Trustees | Trusteeship

Area colleges’ boards are rich in men

PHILADELPHIA INQUIRER   |  March 22, 2015 by Susan Snyder

At Pennsylvania State University, women compose about 46 percent of the student body. But the percentage of women who make decisions about the university’s direction—those serving on the board of trustees—is far less.

Only six women currently sit on the 32-member board, 18 percent.

And some of those women say that’s not enough.

“When we’re too alike in background and perspective, our collective judgment feels right and rational, when it may actually be limited and flat-out wrong,” said Barbara Doran, a private wealth portfolio manager for Morgan Stanley in New York.” Our students need real and visible role models in leadership positions.”

Penn State is by no means an outlier.

Temple University’s 35-member board of trustees has only three women.

At Rutgers, five members of the 15-person board are women.

Nationally, women occupy 30 percent of board seats at private universities and about 28 percent at public ones, according to a 2010 report by the Association of Governing Boards of Universities and Colleges.

University boards have remained dominated by white males in part because schools are looking for wealthy donors, and a lot of the country’s wealth is concentrated in that demographic, said Michael Poliakoff, vice president of policy for the American Council of Trustees and Alumni.

Lack of women who step forward as candidates also figures, some say.

“People are not looking hard enough,” countered Jane Scaccetti, a Temple trustee and CEO of the Drucker & Scaccetti tax CPA firm. “A big part of the problem here is that people don’t realize they have a problem.”

Boards—both corporate and university—should aim for an average of 50 percent women, she said.

“No one has proven to me that there is a better number than actual diversity, which would be 50-50,” she said.

At first glance, Philadelphia-area colleges and universities appear in step with national numbers. Women occupy, on average, 29 percent of board seats, according to a report by the Forum of Executive Women.

That number, however, is skewed by the area’s nun-influenced Catholic colleges, such as Gwynedd Mercy with 62 percent female members, Holy Family with 47 percent, and Immaculata with 72 percent, said Vicki Kramer, president of the Thirty Percent Coalition, a national group working to boost the percentage of women on corporate boards.

“If you take out those, the numbers overall are terrible,” said Kramer, who is involved with the local Forum of Executive Women as well.

Having women on boards leads to a more collaborative approach and more penetrating questions, she said.

“If it doesn’t make sense, they are willing to say, ‘I don’t understand this,’ ” she said.” And often, it’s because it doesn’t make sense.”

Some board leaders say they know they have a problem.

Patrick O’Connor, chairman of Temple’s board of trustees, acknowledged that there should be more women and said a current vacancy—left by the departure of Bill Cosby, who resigned facing decades’ old allegations of sexual assault—will go to a woman.

“We have to do better,” he said. “We haven’t made as concerted of an effort to mine the prospects as we should have, and we’ve done that now.”

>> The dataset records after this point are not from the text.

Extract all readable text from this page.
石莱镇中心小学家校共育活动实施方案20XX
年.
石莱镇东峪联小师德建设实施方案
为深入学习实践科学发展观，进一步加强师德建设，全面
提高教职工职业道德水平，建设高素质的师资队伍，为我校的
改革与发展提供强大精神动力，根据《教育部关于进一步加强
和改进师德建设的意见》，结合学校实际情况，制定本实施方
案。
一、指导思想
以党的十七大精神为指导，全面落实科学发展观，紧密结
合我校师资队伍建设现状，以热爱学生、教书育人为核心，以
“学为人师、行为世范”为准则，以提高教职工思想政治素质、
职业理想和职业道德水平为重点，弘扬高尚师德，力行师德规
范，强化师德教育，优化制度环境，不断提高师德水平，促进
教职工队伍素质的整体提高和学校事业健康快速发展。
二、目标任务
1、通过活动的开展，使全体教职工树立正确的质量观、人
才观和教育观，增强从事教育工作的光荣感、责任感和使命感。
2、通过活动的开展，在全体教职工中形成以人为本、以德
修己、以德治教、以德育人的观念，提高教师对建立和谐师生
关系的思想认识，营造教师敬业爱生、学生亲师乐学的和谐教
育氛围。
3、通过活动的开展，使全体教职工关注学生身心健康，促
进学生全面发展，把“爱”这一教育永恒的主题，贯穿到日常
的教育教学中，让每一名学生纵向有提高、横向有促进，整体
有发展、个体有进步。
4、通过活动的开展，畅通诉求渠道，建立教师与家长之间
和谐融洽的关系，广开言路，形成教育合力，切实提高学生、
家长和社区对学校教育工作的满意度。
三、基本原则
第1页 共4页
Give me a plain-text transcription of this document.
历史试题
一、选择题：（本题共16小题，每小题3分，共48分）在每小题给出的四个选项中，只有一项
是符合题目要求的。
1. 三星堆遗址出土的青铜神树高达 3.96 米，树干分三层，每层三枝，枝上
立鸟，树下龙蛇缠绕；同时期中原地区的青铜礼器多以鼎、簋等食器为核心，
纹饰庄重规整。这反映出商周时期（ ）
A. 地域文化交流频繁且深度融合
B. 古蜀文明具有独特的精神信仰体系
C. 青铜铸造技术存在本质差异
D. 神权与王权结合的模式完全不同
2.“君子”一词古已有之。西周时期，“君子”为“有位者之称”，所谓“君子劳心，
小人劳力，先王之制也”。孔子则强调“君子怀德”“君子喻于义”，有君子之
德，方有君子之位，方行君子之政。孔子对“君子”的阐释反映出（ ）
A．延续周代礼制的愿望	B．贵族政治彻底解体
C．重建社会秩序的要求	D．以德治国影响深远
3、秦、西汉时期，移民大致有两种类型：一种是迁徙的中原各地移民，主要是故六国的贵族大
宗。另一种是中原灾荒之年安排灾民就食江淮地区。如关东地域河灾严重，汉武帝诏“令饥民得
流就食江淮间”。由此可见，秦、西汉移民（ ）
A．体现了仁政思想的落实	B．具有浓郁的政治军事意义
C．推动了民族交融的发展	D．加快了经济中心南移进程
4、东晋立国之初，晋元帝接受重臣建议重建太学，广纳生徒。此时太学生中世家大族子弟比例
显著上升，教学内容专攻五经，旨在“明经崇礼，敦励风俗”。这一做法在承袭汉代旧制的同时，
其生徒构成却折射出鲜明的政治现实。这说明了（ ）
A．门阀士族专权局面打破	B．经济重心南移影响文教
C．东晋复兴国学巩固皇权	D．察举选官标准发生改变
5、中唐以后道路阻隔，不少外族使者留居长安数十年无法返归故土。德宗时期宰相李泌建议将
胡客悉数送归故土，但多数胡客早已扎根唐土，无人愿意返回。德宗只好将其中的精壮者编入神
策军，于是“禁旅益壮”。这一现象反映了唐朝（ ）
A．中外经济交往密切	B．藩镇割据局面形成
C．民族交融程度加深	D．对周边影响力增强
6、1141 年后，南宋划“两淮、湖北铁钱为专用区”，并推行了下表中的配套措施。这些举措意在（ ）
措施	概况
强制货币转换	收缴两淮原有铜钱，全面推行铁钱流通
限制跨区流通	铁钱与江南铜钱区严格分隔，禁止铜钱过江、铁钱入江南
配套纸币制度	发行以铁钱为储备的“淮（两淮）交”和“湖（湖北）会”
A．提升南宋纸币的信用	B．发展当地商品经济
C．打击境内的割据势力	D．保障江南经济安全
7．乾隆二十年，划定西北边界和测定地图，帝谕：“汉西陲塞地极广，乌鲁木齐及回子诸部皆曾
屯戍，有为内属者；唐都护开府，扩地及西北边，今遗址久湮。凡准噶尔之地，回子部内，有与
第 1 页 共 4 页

O’Connor pointed out that the board chooses 24 of its 36 members; the others are appointed by state officials.

Keith Masser, chair of Penn State’s trustees’ board, said diversity would be a focus as the board prepares to expand to 38 members in July. The trustees will select three of those new members – bringing the total of board-controlled seats to nine. Many of the others are appointed by the governor and elected by alumni and agricultural societies.

“We have an opportunity now,” said Masser, a Schuylkill County potato farmer. “I’m hopeful we can improve our percentage.”

He pointed out that the board also wanted diversity of skills, as well as racial and gender diversity.

Minority members make up only 12.5 percent of private boards and 23.1 percent of public boards, according to the 2010 governing board report.

Penn State has two black members—at least one of whom is scheduled to exit in July—no Hispanics except for the state secretary of education, who is on by virtue of his position, and no Asian members.

“What does that tell the young students of color?” asked trustee Alice Pope, a psychology professor at St. John’s University. “It suggests to them that there are leadership limitations.”

Pope said the board should look at other types of diversity, too. She thinks it needs more educators and more economic diversity.

Doran said the board’s governance committee should develop a process to identify diversity needs each year and make an effort to meet them.

“We have to be much more proactive in reaching out to potential candidates and must develop a process to identify and pursue them,” she said.